Of course, Facebook and Apple didn’t create this culture. They’re just offering another benefit to those who choose it, and they already offer many helpful and unusual benefits intended to foster healthier and happier conditions. Some worry about a tacit message to women that they had better want the egg freezing if it’s offered, that they will look bad to management if they don’t focus entirely on their careers right now and put off child-rearing. But that’s an imbalanced way of looking at it; we don’t see companies that offer free or low-cost, on-site childcare being accused of delivering an unspoken message that women had better have children right away for the sake of their careers.

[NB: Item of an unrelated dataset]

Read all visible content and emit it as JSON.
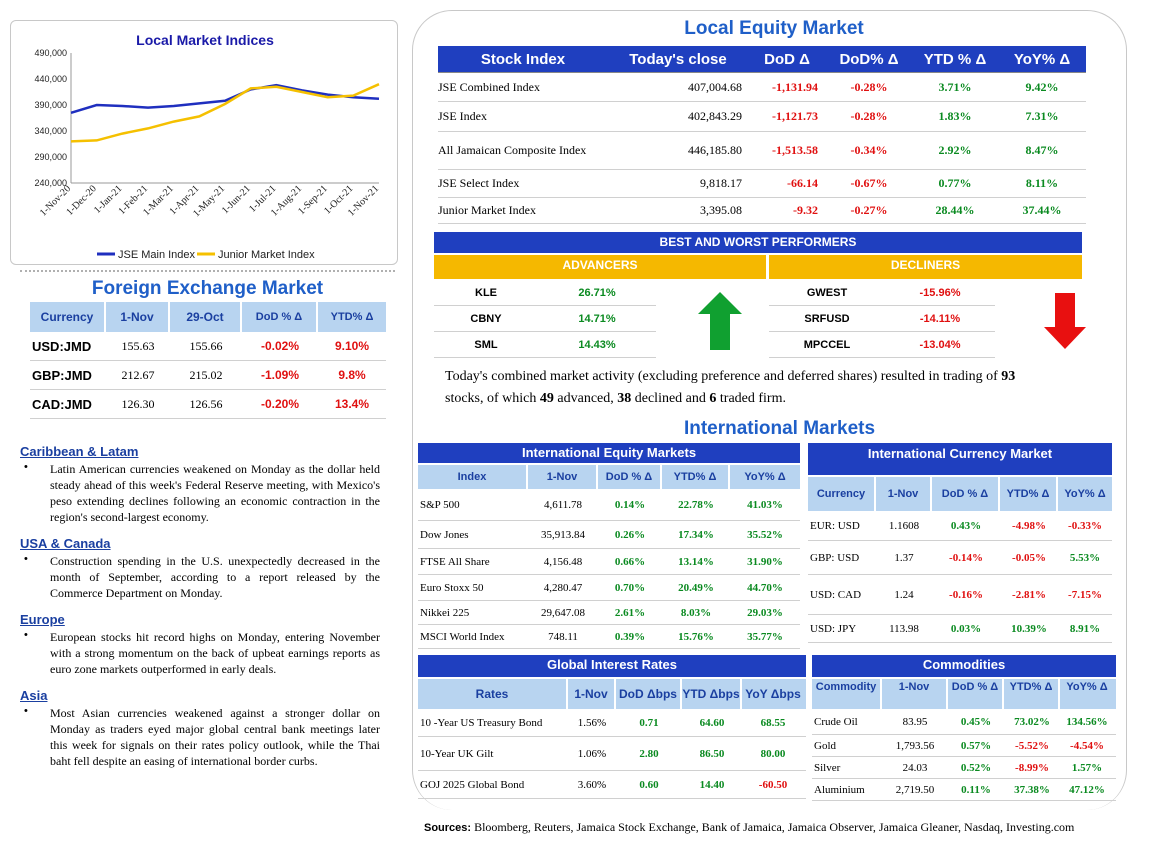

Still, the perk in the U.S. workplace that most women and men can’t get is the flexibility to work fewer hours or more nontraditional hours to help fit their work lives and family lives together, without sacrificing their ability to get ahead. That’s not to mention the more basic benefit unavailable in many workplaces of adequate family leave time for when parents are needed at home. We’d be a healthier, happier and better-working nation if those were common.

The response might be that people have to choose between putting in a full-bore effort at work, or being more family oriented. But studies tend to find that flextime, for example, leads to higher productivity, stronger loyalty to the employer and, in fact, more work hours devoted to the job. That’s especially true when employees get to work from home at least some of the time.